Mas os dispositivos eletrônicos
à base de grafeno desenvolvidos
até o momento foram feitos de peças
minúsculas (na escala dos micrômetros)
e a partir de um método pouco eficiente
que envolve “descascar” camadas
de um substrato de grafite.
Em artigo publicado nesta quinta-feira
(15/1) na edição on-line
da revista Nature , um grupo de cientistas
da Coreia do Sul descreve um método
alternativo e mais versátil para
produzir filmes de grafeno com excelentes
propriedades eletrônicas.
Os filmes são flexíveis
e podem ser construídos em tamanhos
relativamente grandes, de vários
centímetros de área. No
estudo, Byung Lee Hong, da Universidade
Sungkyunkwan, e colegas aperfeiçoaram
um processo conhecido como deposição
de vapor químico, no qual uma mistura
gasosa de hidrocarbonetos circula sobre
folhas de níquel aquecidas e se
quebra em átomos de carbono.
Os átomos, por sua vez, rearranjam-se
na forma de grafeno.

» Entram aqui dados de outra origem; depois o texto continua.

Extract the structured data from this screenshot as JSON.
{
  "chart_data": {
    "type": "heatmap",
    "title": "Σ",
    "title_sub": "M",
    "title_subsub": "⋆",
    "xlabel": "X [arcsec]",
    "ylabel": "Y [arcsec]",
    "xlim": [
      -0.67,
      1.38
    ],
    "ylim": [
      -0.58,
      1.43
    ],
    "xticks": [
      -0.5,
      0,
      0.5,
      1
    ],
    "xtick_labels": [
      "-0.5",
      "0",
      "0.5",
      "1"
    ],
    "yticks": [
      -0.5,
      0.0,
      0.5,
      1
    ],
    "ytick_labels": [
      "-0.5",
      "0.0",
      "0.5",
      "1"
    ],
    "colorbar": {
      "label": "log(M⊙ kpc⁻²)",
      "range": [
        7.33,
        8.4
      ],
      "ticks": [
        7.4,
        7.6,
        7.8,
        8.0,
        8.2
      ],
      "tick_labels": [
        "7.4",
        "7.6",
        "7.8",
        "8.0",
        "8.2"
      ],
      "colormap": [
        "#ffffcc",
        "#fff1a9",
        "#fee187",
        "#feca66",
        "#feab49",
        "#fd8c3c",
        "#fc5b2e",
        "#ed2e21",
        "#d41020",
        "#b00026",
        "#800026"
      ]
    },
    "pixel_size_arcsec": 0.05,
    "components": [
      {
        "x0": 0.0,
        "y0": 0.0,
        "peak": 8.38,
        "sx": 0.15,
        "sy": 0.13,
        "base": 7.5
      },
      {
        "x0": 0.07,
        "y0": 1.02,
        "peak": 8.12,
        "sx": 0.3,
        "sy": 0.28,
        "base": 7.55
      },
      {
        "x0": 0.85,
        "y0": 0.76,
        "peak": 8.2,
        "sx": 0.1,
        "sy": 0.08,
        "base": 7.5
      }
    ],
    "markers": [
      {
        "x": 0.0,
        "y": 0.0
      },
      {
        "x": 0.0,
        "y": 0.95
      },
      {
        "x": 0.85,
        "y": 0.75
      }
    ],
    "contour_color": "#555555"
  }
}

Ao esfriar rapidamente
o substrato, são formados filmes
com apenas algumas camadas de espessura.
Esses filmes ultrafinos são transparentes
e contam com alta condutividade elétrica,
semelhantes aos obtidos pelo processo
mecânico de obtenção
de grafeno, até então o
único existente.
A principal promessa da novidade está
no desenvolvimento de eletrodos flexíveis,
transparentes e que ocupam grandes áreas.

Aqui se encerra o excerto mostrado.